- Majalis al Hikma
Ramadaan is the (month) in which was sent down the Qur’an, as a guide to mankind, also clear (Signs) for guidance and judgment (Between right and wrong). So every one of you who is present (at his home) during that month should spend it in fasting, but if any one is ill, or on a journey, the prescribed period (Should be made up) by days later. Allah intends every facility for you; He does not want to put to difficulties. (He wants you) to complete the prescribed period, and to glorify Him in that He has guided you; and perchance ye shall be grateful.
(Surat al-Baqara: 185)
The month of Ramadaan is recognized predominantly through the act of fasting from dawn till dusk for 30 days. The 5th Pillar of Islam (di’aamat) is fasting (sawm – roza). It is incumbent upon us as per our pledge in the Misaaq to do roza for the full 30 days of Ramadaan, completing the count of days according to the hidayat of our Mawali Tahereen, following the path they have shown us. Imam Ja’far us Sadiq SA asserted that “fasting is compulsory (farizat) in the month of Ramadan.” He added that “The obligation of fasting is minimally fulfilled by a Mumin doing so with conviction in his heart and pure intent, forsaking food, drink and sex in the day time for the duration of month, and making all senses and faculties abstain from the things Allah Ta’ala has made haraam.” Maulatuna Fatema AS emphasized the importance of fasting with all our senses and faculties, declaring, “What good is fasting if you do not safeguard your tongue, ears, eyes and limbs.”

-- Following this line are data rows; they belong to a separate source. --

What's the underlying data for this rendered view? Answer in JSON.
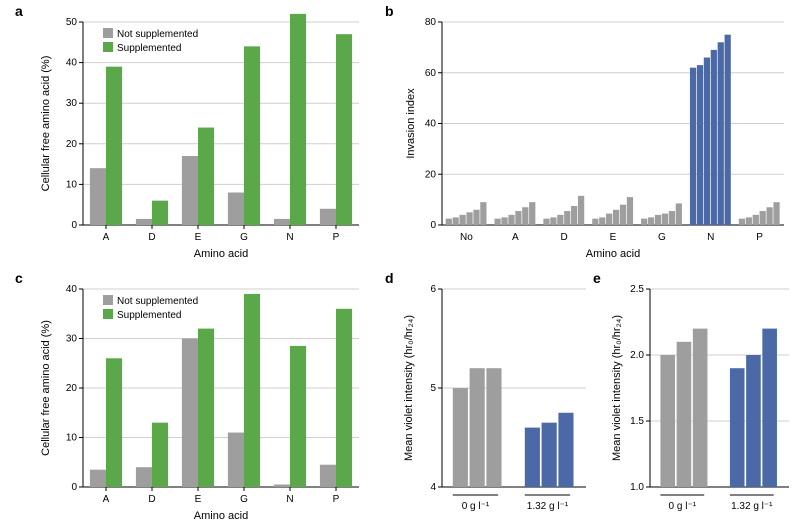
{
  "global": {
    "grid_color": "#cfcfcf",
    "axis_color": "#000000",
    "background_color": "#ffffff",
    "font": "Arial",
    "tick_fontsize": 10,
    "label_fontsize": 11,
    "panel_label_fontsize": 14
  },
  "legend": {
    "not_supplemented": "Not supplemented",
    "supplemented": "Supplemented",
    "not_color": "#9e9e9e",
    "supp_color": "#5aa84a"
  },
  "a": {
    "label": "a",
    "type": "bar",
    "categories": [
      "A",
      "D",
      "E",
      "G",
      "N",
      "P"
    ],
    "not_supplemented": [
      14,
      1.5,
      17,
      8,
      1.5,
      4
    ],
    "supplemented": [
      39,
      6,
      24,
      44,
      52,
      47
    ],
    "bar_colors": [
      "#9e9e9e",
      "#5aa84a"
    ],
    "ylabel": "Cellular free amino acid (%)",
    "xlabel": "Amino acid",
    "ylim": [
      0,
      50
    ],
    "ytick_step": 10,
    "bar_width": 0.35
  },
  "b": {
    "label": "b",
    "type": "bar",
    "groups": [
      "No",
      "A",
      "D",
      "E",
      "G",
      "N",
      "P"
    ],
    "values": [
      [
        2.5,
        3,
        4,
        5,
        6,
        9
      ],
      [
        2.5,
        3,
        4,
        5.5,
        7,
        9
      ],
      [
        2.5,
        3,
        4,
        5.5,
        7.5,
        11.5
      ],
      [
        2.5,
        3,
        4.5,
        6,
        8,
        11
      ],
      [
        2.5,
        3,
        4,
        4.5,
        5.5,
        8.5
      ],
      [
        62,
        63,
        66,
        69,
        72,
        75
      ],
      [
        2.5,
        3,
        4,
        5.5,
        7,
        9
      ]
    ],
    "highlight_group_index": 5,
    "bar_color_default": "#9e9e9e",
    "bar_color_highlight": "#4a69a6",
    "ylabel": "Invasion index",
    "xlabel": "Amino acid",
    "ylim": [
      0,
      80
    ],
    "ytick_step": 20,
    "bar_width": 0.12
  },
  "c": {
    "label": "c",
    "type": "bar",
    "categories": [
      "A",
      "D",
      "E",
      "G",
      "N",
      "P"
    ],
    "not_supplemented": [
      3.5,
      4,
      30,
      11,
      0.5,
      4.5
    ],
    "supplemented": [
      26,
      13,
      32,
      39,
      28.5,
      36
    ],
    "bar_colors": [
      "#9e9e9e",
      "#5aa84a"
    ],
    "ylabel": "Cellular free amino acid (%)",
    "xlabel": "Amino acid",
    "ylim": [
      0,
      40
    ],
    "ytick_step": 10,
    "bar_width": 0.35
  },
  "d": {
    "label": "d",
    "type": "bar",
    "groups": [
      "0 g l⁻¹",
      "1.32 g l⁻¹"
    ],
    "values": [
      [
        5.0,
        5.2,
        5.2
      ],
      [
        4.6,
        4.65,
        4.75
      ]
    ],
    "bar_colors_by_group": [
      "#9e9e9e",
      "#4a69a6"
    ],
    "ylabel": "Mean violet intensity (hr₀/hr₂₄)",
    "ylim": [
      4,
      6
    ],
    "ytick_step": 1,
    "bar_width": 0.25
  },
  "e": {
    "label": "e",
    "type": "bar",
    "groups": [
      "0 g l⁻¹",
      "1.32 g l⁻¹"
    ],
    "values": [
      [
        2.0,
        2.1,
        2.2
      ],
      [
        1.9,
        2.0,
        2.2
      ]
    ],
    "bar_colors_by_group": [
      "#9e9e9e",
      "#4a69a6"
    ],
    "ylabel": "Mean violet intensity (hr₀/hr₂₄)",
    "ylim": [
      1.0,
      2.5
    ],
    "ytick_step": 0.5,
    "bar_width": 0.25
  }
}
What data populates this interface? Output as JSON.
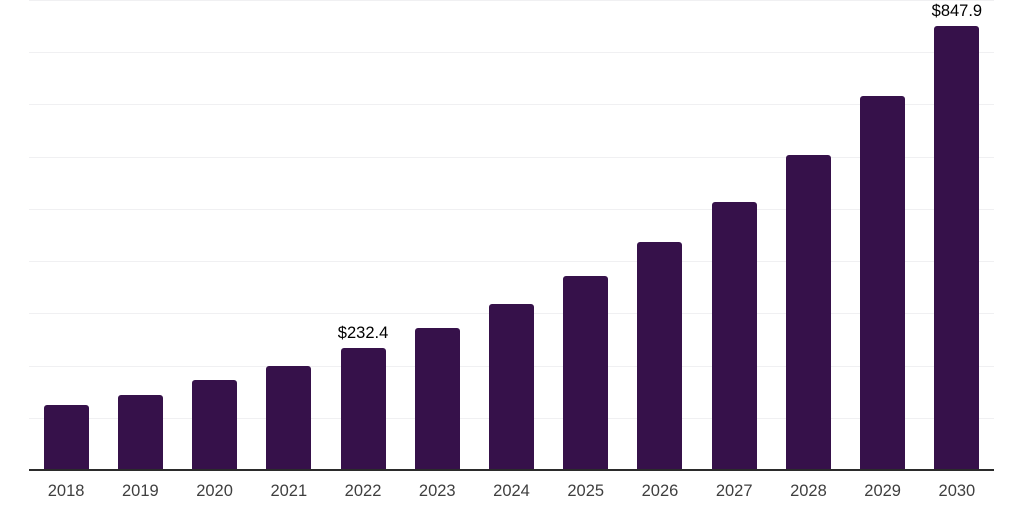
{
  "chart_data": {
    "type": "bar",
    "title": "",
    "xlabel": "",
    "ylabel": "",
    "categories": [
      "2018",
      "2019",
      "2020",
      "2021",
      "2022",
      "2023",
      "2024",
      "2025",
      "2026",
      "2027",
      "2028",
      "2029",
      "2030"
    ],
    "values": [
      122.2,
      142.6,
      170.0,
      196.5,
      232.4,
      270.8,
      316.0,
      370.3,
      434.4,
      512.2,
      601.8,
      713.6,
      847.9
    ],
    "data_labels": {
      "2022": "$232.4",
      "2030": "$847.9"
    },
    "ylim": [
      0,
      900
    ],
    "gridline_interval": 100,
    "y_axis_tick_labels_visible": false,
    "grid": "horizontal",
    "legend": "none",
    "colors": {
      "bar": "#36114A",
      "gridline": "#f0f0f2",
      "axis_line": "#2b2b2b",
      "tick_label": "#3f3f3f",
      "data_label": "#000000",
      "background": "#ffffff"
    }
  }
}
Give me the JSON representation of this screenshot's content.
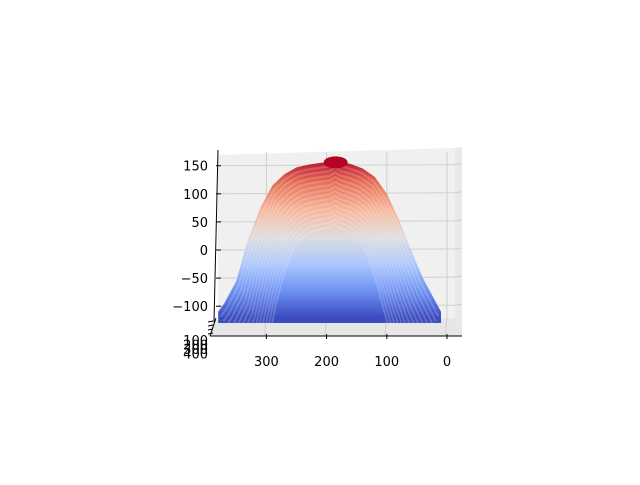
{
  "chart_data": {
    "type": "surface",
    "title": "",
    "xlabel": "",
    "ylabel": "",
    "zlabel": "",
    "colormap": "coolwarm",
    "colormap_stops": [
      "#3b4cc0",
      "#6f92f3",
      "#aac7fd",
      "#dddddd",
      "#f7b89c",
      "#e7745b",
      "#b40426"
    ],
    "pane_color": "#f0f0f0",
    "grid": true,
    "xlim": [
      0,
      380
    ],
    "zlim": [
      -150,
      175
    ],
    "x_ticks": [
      "300",
      "200",
      "100",
      "0"
    ],
    "x_tick_values": [
      300,
      200,
      100,
      0
    ],
    "z_ticks": [
      "−100",
      "−50",
      "0",
      "50",
      "100",
      "150"
    ],
    "z_tick_values": [
      -100,
      -50,
      0,
      50,
      100,
      150
    ],
    "y_ticks": [
      "100",
      "200",
      "300",
      "400"
    ],
    "profile": {
      "x": [
        380,
        370,
        350,
        330,
        310,
        290,
        270,
        250,
        230,
        210,
        195,
        185,
        175,
        160,
        140,
        120,
        100,
        80,
        60,
        40,
        20,
        10
      ],
      "z": [
        -110,
        -95,
        -55,
        20,
        75,
        115,
        135,
        147,
        152,
        155,
        157,
        163,
        157,
        153,
        145,
        130,
        100,
        55,
        0,
        -50,
        -90,
        -110
      ]
    }
  }
}
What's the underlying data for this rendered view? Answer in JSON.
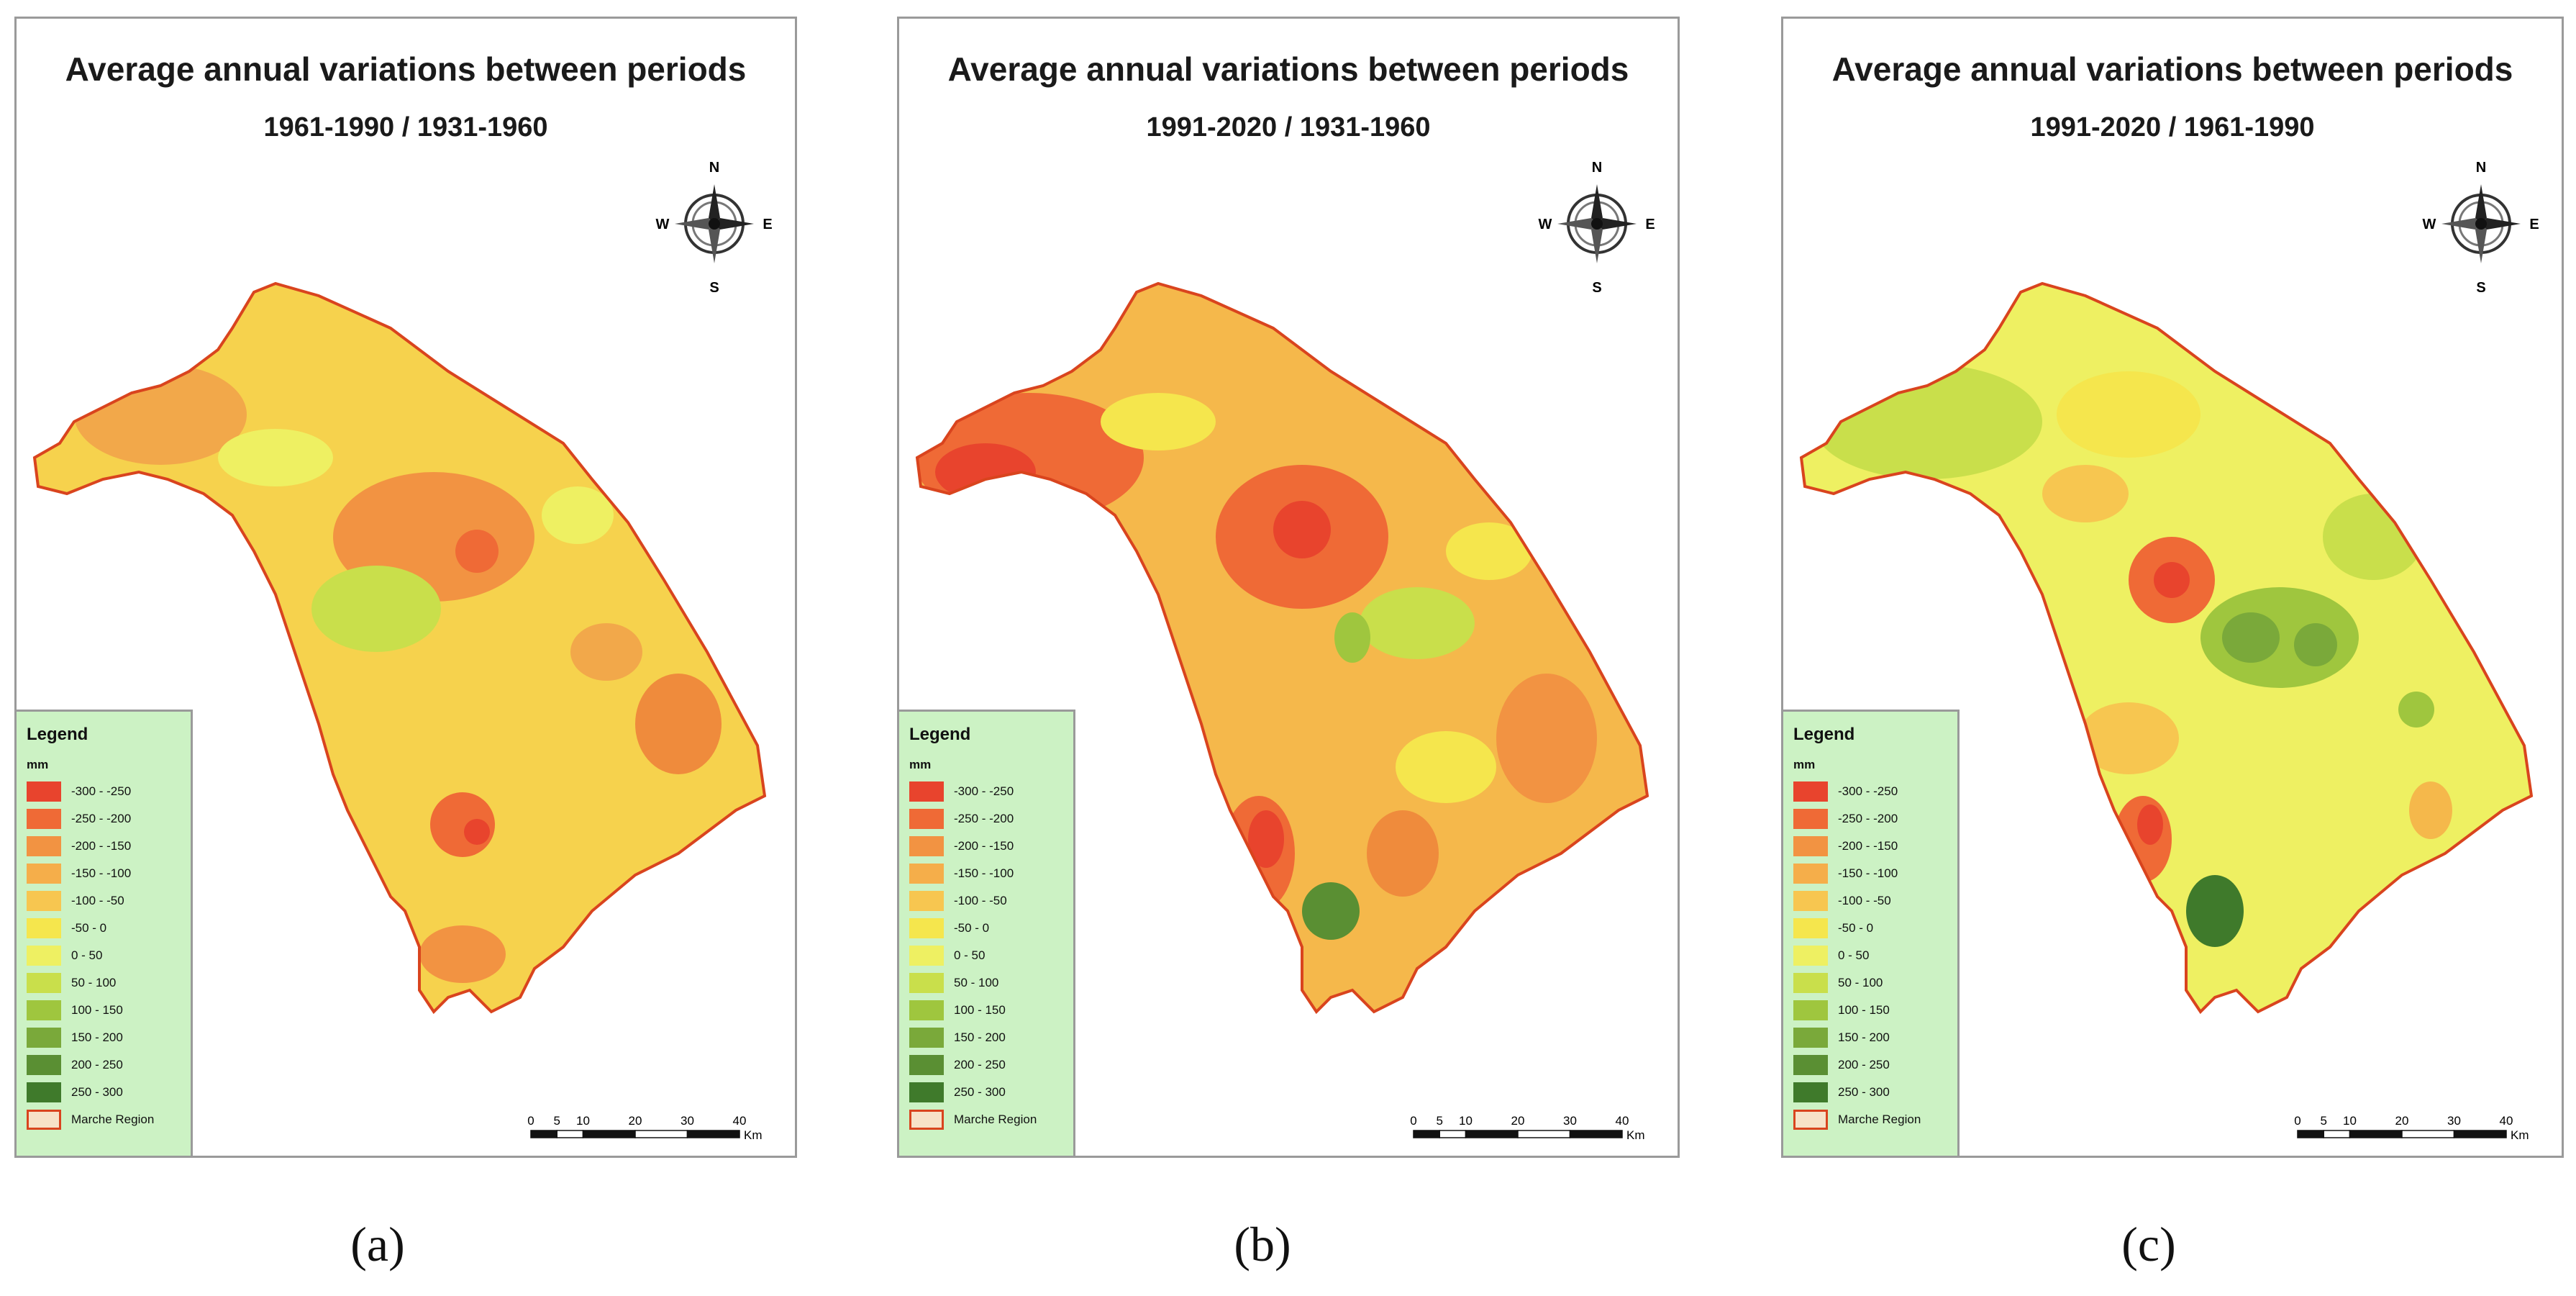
{
  "panels": [
    {
      "id": "a",
      "title": "Average annual variations between periods",
      "subtitle": "1961-1990 / 1931-1960",
      "caption": "(a)"
    },
    {
      "id": "b",
      "title": "Average annual variations between periods",
      "subtitle": "1991-2020 / 1931-1960",
      "caption": "(b)"
    },
    {
      "id": "c",
      "title": "Average annual variations between periods",
      "subtitle": "1991-2020 / 1961-1990",
      "caption": "(c)"
    }
  ],
  "compass": {
    "n": "N",
    "s": "S",
    "e": "E",
    "w": "W"
  },
  "legend": {
    "title": "Legend",
    "unit": "mm",
    "classes": [
      {
        "label": "-300 - -250",
        "color": "#e8442d"
      },
      {
        "label": "-250 - -200",
        "color": "#ef6a36"
      },
      {
        "label": "-200 - -150",
        "color": "#f29342"
      },
      {
        "label": "-150 - -100",
        "color": "#f5ae4a"
      },
      {
        "label": "-100 - -50",
        "color": "#f7c650"
      },
      {
        "label": "-50 - 0",
        "color": "#f5e64d"
      },
      {
        "label": "0 - 50",
        "color": "#eef062"
      },
      {
        "label": "50 - 100",
        "color": "#c9df4b"
      },
      {
        "label": "100 - 150",
        "color": "#9fc63e"
      },
      {
        "label": "150 - 200",
        "color": "#7aa93a"
      },
      {
        "label": "200 - 250",
        "color": "#5a8f33"
      },
      {
        "label": "250 - 300",
        "color": "#3f7a2b"
      }
    ],
    "boundary_label": "Marche Region",
    "boundary_color": "#d9441e"
  },
  "scalebar": {
    "ticks": [
      "0",
      "5",
      "10",
      "20",
      "30",
      "40"
    ],
    "unit": "Km"
  }
}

In a newspaper article some years ago, a journalist prefaced his article on Ramadaan by stating that it is a month of self-denial. Shz Dr. Abdeali Bhaisaheb, Syedna Qutbuddin’s son, was a student of journalism at that time in the American University in Cairo and he wrote a letter to the editor of the paper saying that, "Ramadaan is not a month of self-denial but rather a month of self-discipline." Indeed, we discipline ourselves in small ways and large. Our daily schedule is organized in respect to the times of namaaz and particularly in relation to the time of sihori and iftaar. In the larger context, our focus is shifted through the process of abstaining from food and drink, from fulfilling our bodily needs to the soul’s purification, to preparation for the Hereafter.
Perhaps the most important requisite for fasting, as well as the virtue that it inculcates, is forbearance – sabr. Maulana Ali SA has stated that there are two kinds of sabr – sabr in suffering (sabrun ‘ala ma takrah) and sabr in the face of our desires (sabrun ‘ala ma tuhibb). Rozas inculcate both aspects of sabr; sabr in hunger and sabr in abstaining from food and drink.
Especially in these difficult times in Dawat, the virtue of sabr cannot be understated. But it is in times of difficulty and pain that sabr is most important. As we await the time of iftaar eagerly every day in Ramadan, we not only look forward to the joy of doing iftaar but also the joy of the anticipated reward the Almighty has reserved for us. Similarly, in these difficult times, we must look forward to both, the joy at the end of the days of hardship, and the immeasurable reward reserved for those with forbearance at the end of their life. The Qur’an states that “those who patiently persevere, with sabr, will truly receive a reward without measure” (innama yuwaffas-sabiruna ajrahum bi-ghayri hisaab).
May Allah Ta’ala grant us the strength to do rozas in this Holy Month and may He grant us the perseverance to stand fast for His Da’wat and Dai.